PM Lessons No One Ever Tells You

When I started working in project management, I honestly thought the job was mostly about planning. You know timelines, tools, meetings, follow-ups. I believed if everything was planned properly, projects would run smoothly. That belief didn’t last long.

Real project management, especially in Nepal, teaches you very quickly that plans break, people misunderstand, and things rarely go exactly as expected. And strangely, no one talks much about this part.

So this blog is not about theory. It’s about the things you only learn after being stuck, stressed, blamed, and confused—and somehow still delivering the project.

1.Planning Is Important, But People Matter More

I’ve seen projects with excellent plans fail. I’ve also seen poorly planned projects succeed. The difference was never the tool or the document. It was always people.

In Nepal, communication gaps are very common. A client might say “okay” just to be polite. A developer might say “I’ll manage” even when they are already overloaded. Everyone means well, but assumptions create problems.

One thing I learned is this: If something is important, say it clearly and more than once. And if possible, write it down. It might feel awkward, but clarity saves relationships.

2.Clients Don’t Think Like Project Managers

This took me some time to accept. Clients don’t care whether you’re using Agile, Scrum, or any fancy workflow. They don’t care about sprint velocity or story points. What they care about is very simple:

“Will this work for me?”
“When will it be ready?”
“How much will it cost?”

Once I stopped explaining how we were working and started explaining what they would get, conversations became much easier. Sometimes we overcomplicate things when the client just wants a clear answer.

3.“Small Change” Is Never Really Small

If you’ve worked in Nepal, you’ve definitely heard this line:

“Yo ta sano change ho.”

At first, I used to agree without thinking much. After all, saying no felt uncomfortable. But small changes add up. They affect deadlines, energy, and focus. The problem is not the change itself—the problem is accepting it silently.

Now I’ve learned to pause and explain the impact. Not aggressively, not emotionally—just honestly. Most clients actually understand when things are explained properly. Silence causes more damage than disagreement.

4.Managing the Team Is Emotionally Tiring

No one prepares you for this. As a project manager, you’re constantly balancing pressure from all sides. The team is tired. The client wants faster delivery. Management wants updates. And you’re somewhere in the middle trying to keep everyone calm.

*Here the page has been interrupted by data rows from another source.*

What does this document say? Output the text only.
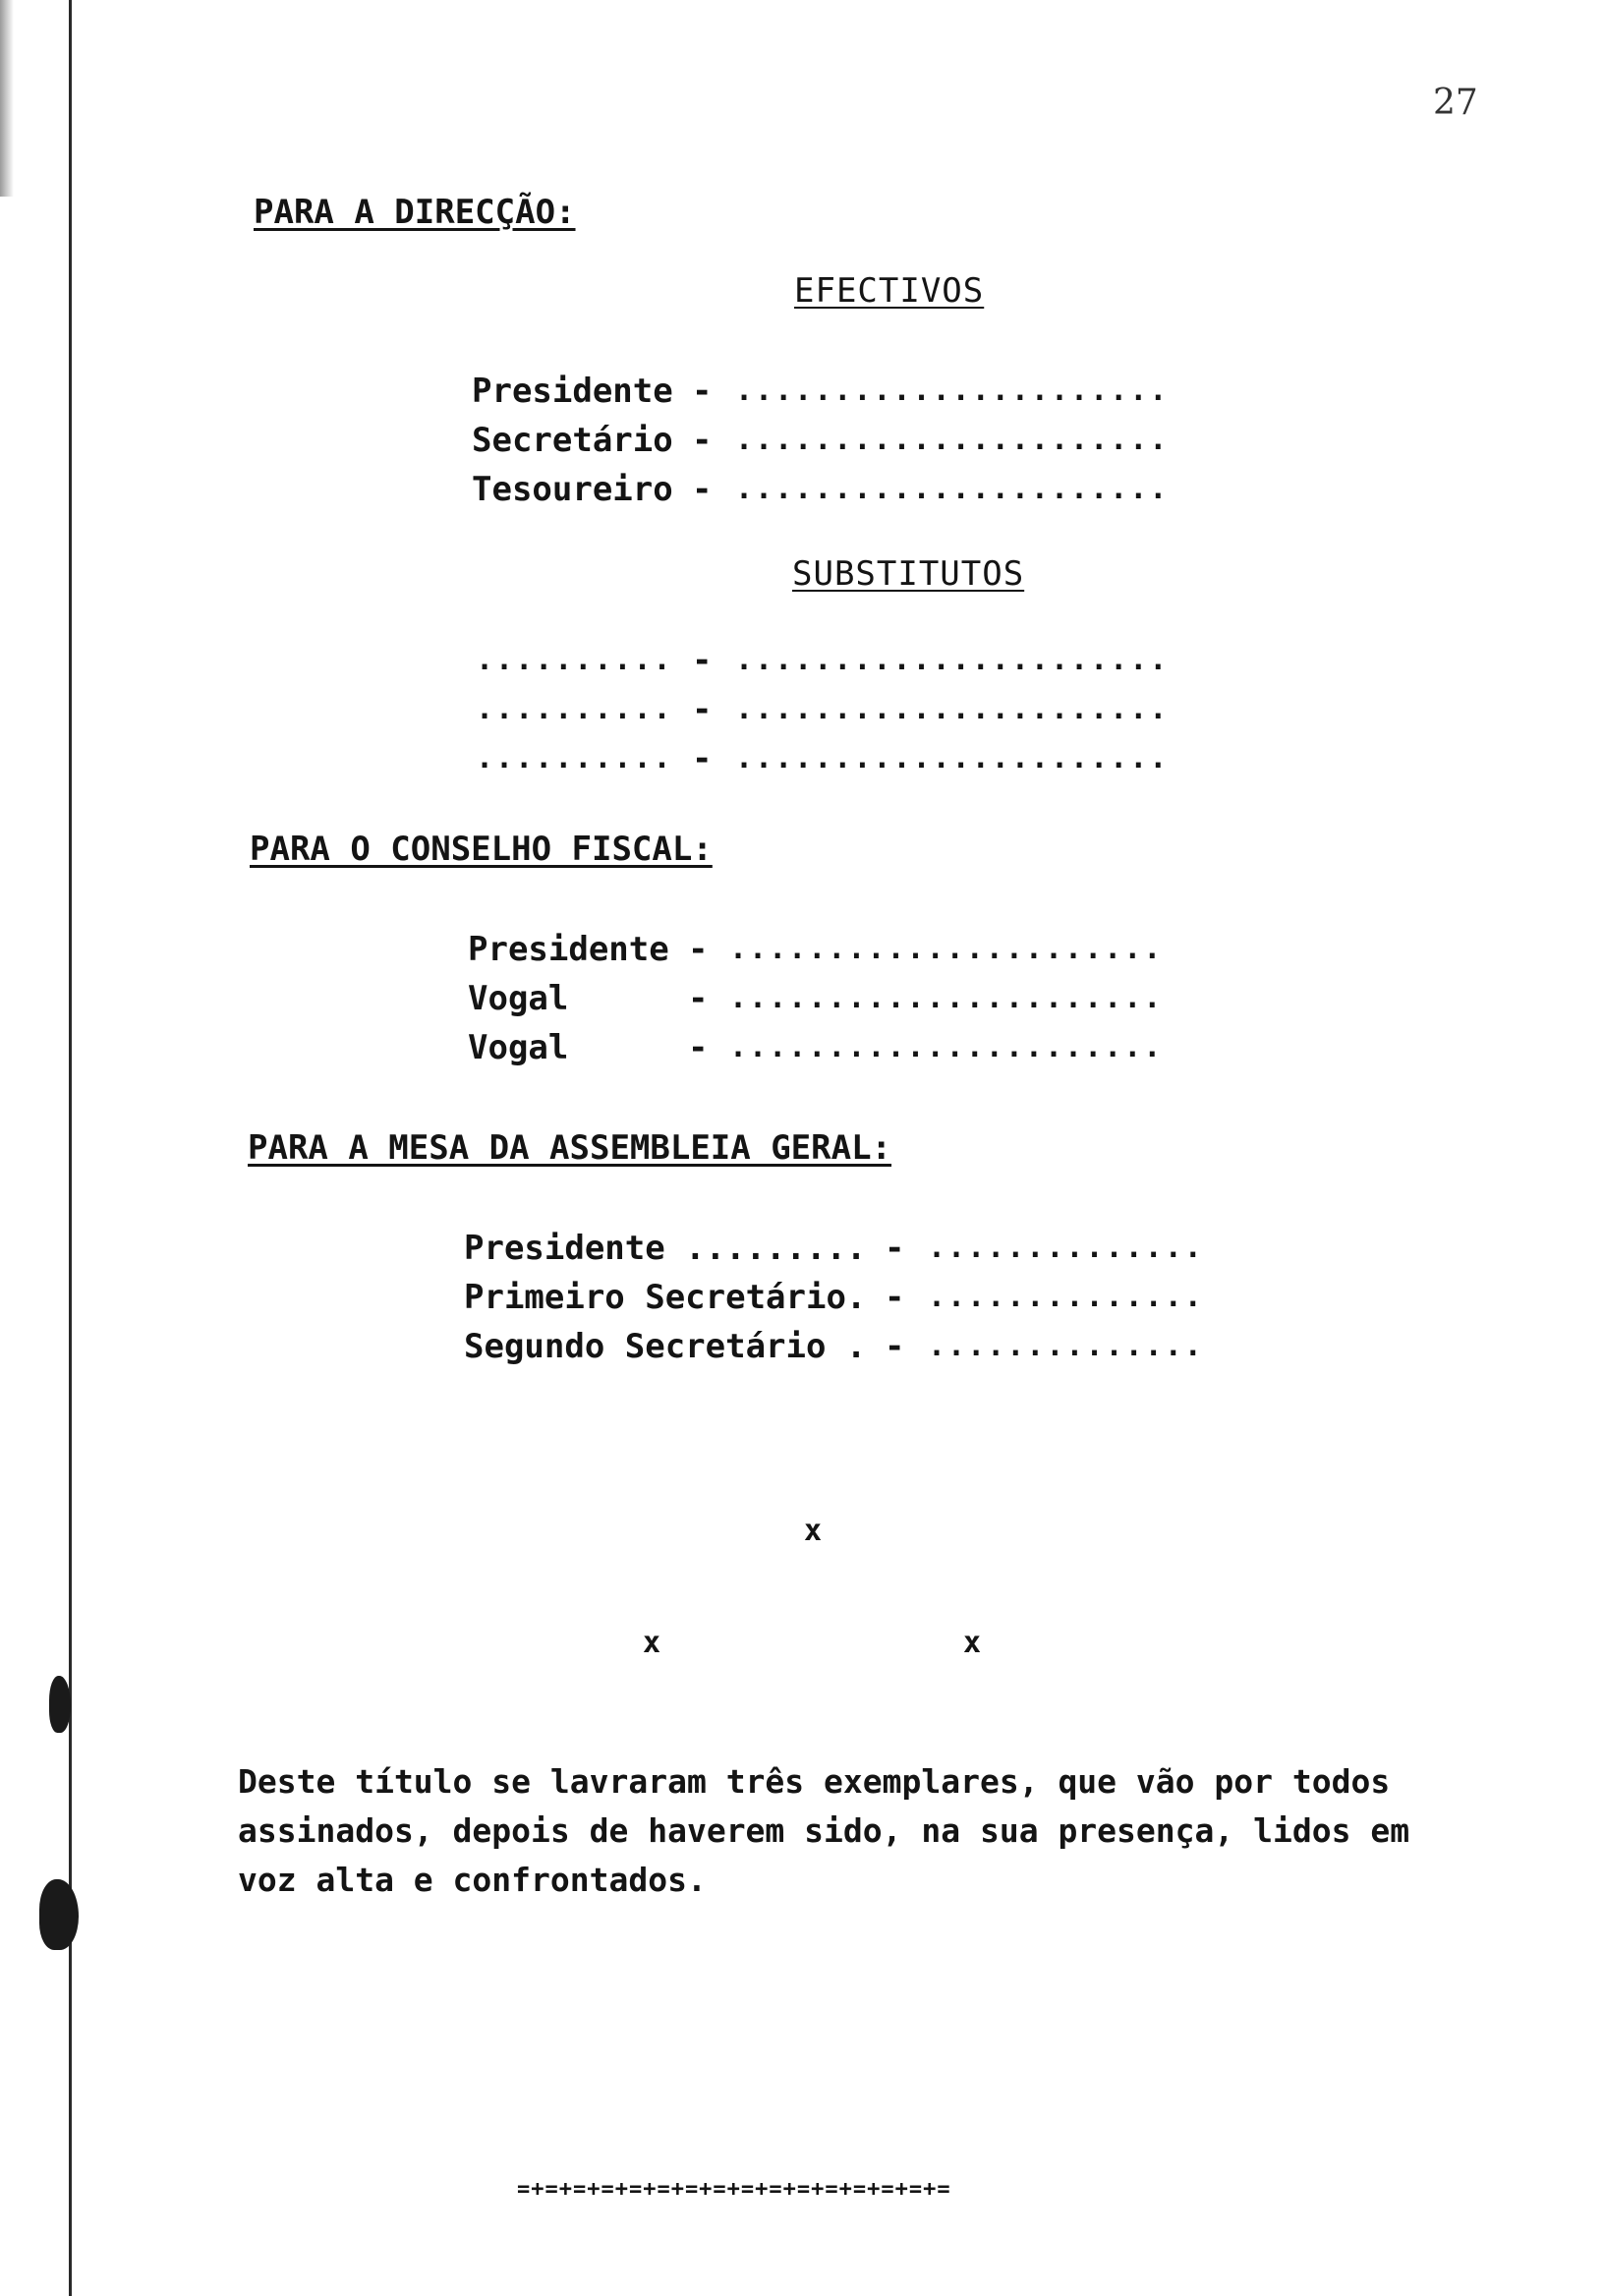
27
PARA A DIRECÇÃO:
EFECTIVOS
Presidente - ......................
Secretário - ......................
Tesoureiro - ......................
SUBSTITUTOS
.......... - ......................
.......... - ......................
.......... - ......................
PARA O CONSELHO FISCAL:
Presidente - ......................
Vogal	- ......................
Vogal	- ......................
PARA A MESA DA ASSEMBLEIA GERAL:
Presidente ......... - ..............
Primeiro Secretário. - ..............
Segundo Secretário . - ..............
x
x	x
Deste título se lavraram três exemplares, que vão por todos
assinados, depois de haverem sido, na sua presença, lidos em
voz alta e confrontados.
=+=+=+=+=+=+=+=+=+=+=+=+=+=+=+=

In Nepal, teams are usually small. People do multiple roles. Burnout is real, even if no one openly talks about it. One thing I learned is that listening matters. Sometimes people don’t need solutions—they just need to be heard. At the same time, you still have to push work forward. It’s a difficult balance, and honestly, you don’t always get it right.

5.Meetings Are Useless Without Decisions

Early in my career, I thought more meetings meant better control.

I was wrong.

Too many meetings actually slow things down, especially when they end without clarity. If a meeting doesn’t answer “what happens next,” it probably shouldn’t exist. Now I focus less on discussion and more on decisions. Even small decisions make progress visible.

6.Writing Things Down Saves You Later

In Nepal, a lot of things are decided verbally—calls, quick chats, informal talks. Later, when problems appear, memories don’t match. I learned this lesson after facing unnecessary conflicts. Now I always follow up important discussions with a short message or email. Nothing fancy. Just a simple summary.

It doesn’t mean you don’t trust people.
It means you value clarity.

7.You’ll Be Blamed Even When It’s Not Your Fault

This is something no one warns you about. When a project goes wrong, the project manager often becomes the easy target. Sometimes it’s fair. Sometimes it’s not.

I’ve learned that taking responsibility doesn’t mean carrying everything alone. You have to speak up early, highlight risks, and be honest—even when the news is uncomfortable. That’s part of leadership.

8.Technical Understanding Helps More Than You Think

You don’t need to be a developer, but in Nepal’s IT environment, basic technical knowledge helps a lot. It helps you understand what’s realistic. It helps you ask better questions. It helps your team trust you more. Without it, you’re often guessing—and guessing is dangerous in project management.

9.You Learn More From Difficult Projects Than Successful Ones

The projects that go smoothly are nice—but they don’t teach much. The difficult ones stay with you. You remember what went wrong, what you could have handled better, and what you’ll never repeat again.

Growth doesn’t come from titles or certificates.
It comes from reflection.

Final Thoughts

Project management in Nepal is messy, emotional, and unpredictable. Some days you feel confident. Some days you question yourself.

That’s normal.

If you’re struggling, it doesn’t mean you’re bad at your job. It means you’re learning something that no one teaches properly. And slowly, project by project, you get better.